Wednesday, June 18, 2014

I wish I didn’t know you, but I do.

Edge of Tomorrow - 4.5/5
It is a video game movies in all of the obvious ways, but also in the more subtle ways that you learn at 3am when trying to beat the final boss in Metal Gear: Solid. It’s fun, it’s repetitive, and it’s frustrating. So fucking frustrating. This movie is funny, interesting, and its repetitions rarely feel repititious, but more than anything, it captures that frustration of having to beat the game. You can’t go to sleep until you beat the game. You lose so many times but you just can’t not win. Beyond that, it does most everything else right.
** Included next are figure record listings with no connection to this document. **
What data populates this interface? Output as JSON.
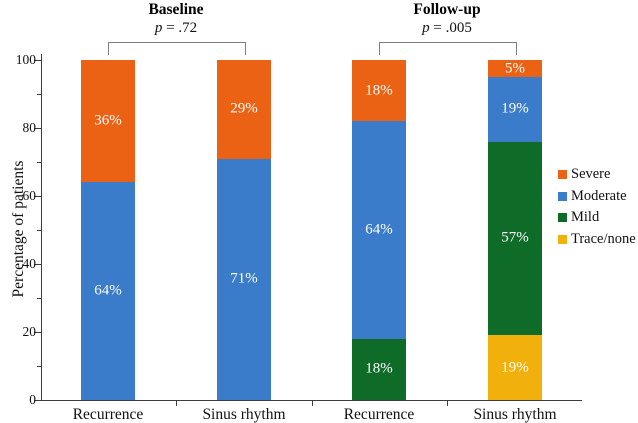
{
  "chart_data": {
    "type": "bar",
    "stacked": true,
    "categories": [
      "Recurrence",
      "Sinus rhythm",
      "Recurrence",
      "Sinus rhythm"
    ],
    "series": [
      {
        "name": "Severe",
        "color": "#EB6214",
        "values": [
          36,
          29,
          18,
          5
        ]
      },
      {
        "name": "Moderate",
        "color": "#3A7CC9",
        "values": [
          64,
          71,
          64,
          19
        ]
      },
      {
        "name": "Mild",
        "color": "#0E6B28",
        "values": [
          0,
          0,
          18,
          57
        ]
      },
      {
        "name": "Trace/none",
        "color": "#F2B00D",
        "values": [
          0,
          0,
          0,
          19
        ]
      }
    ],
    "stack_order_bottom_to_top": [
      "Trace/none",
      "Mild",
      "Moderate",
      "Severe"
    ],
    "segment_label_format": "{value}%",
    "group_headers": [
      {
        "label": "Baseline",
        "p_text": "p = .72",
        "bars": [
          0,
          1
        ]
      },
      {
        "label": "Follow-up",
        "p_text": "p = .005",
        "bars": [
          2,
          3
        ]
      }
    ],
    "ylabel": "Percentage of patients",
    "ylim": [
      0,
      100
    ],
    "yticks_major": [
      0,
      20,
      40,
      60,
      80,
      100
    ],
    "yticks_minor": [
      10,
      30,
      50,
      70,
      90
    ],
    "legend_position": "right",
    "legend_order": [
      "Severe",
      "Moderate",
      "Mild",
      "Trace/none"
    ],
    "colors": {
      "axis": "#3d3d3d",
      "bracket": "#7f7f7f",
      "segment_text": "#ffffff"
    }
  }
}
Tom Cruise’s relationship with Emily Blunt isn’t romantic, though she is beautiful and strong and worthy of some romance, but built on the bonds of fighting next to someone over and over and over and over again. Their one shared kiss isn’t even romantic; it’s more of respect and kinship. “Thank you for fighting next to me.” “Thank you for believing me.” A kiss of shared reality. And all of it rests extraordinarily well on Tom Cruise’s shoulders. He gets to be the coward, the hero, the pawn, the mastermind, the shat upon, and the shitter of upon. The ending has this extraordinarily large chance to turn cheesy, but Tom Cruise smiles this dumb-shit smile and all is forgiven. He’s a goddamned movie star. This is how they do, bay-bee. In terms of flaws – with a few lines and odd wardrobe choices, it make its secondary characters bigger than they ever needed to be, but it doesn’t follow through with giving all of them a moment to live or die. The biggest, though, is that fucking title. “All You Need Is Kill” is an all-time great name. I hope they retroactively go back and fix it.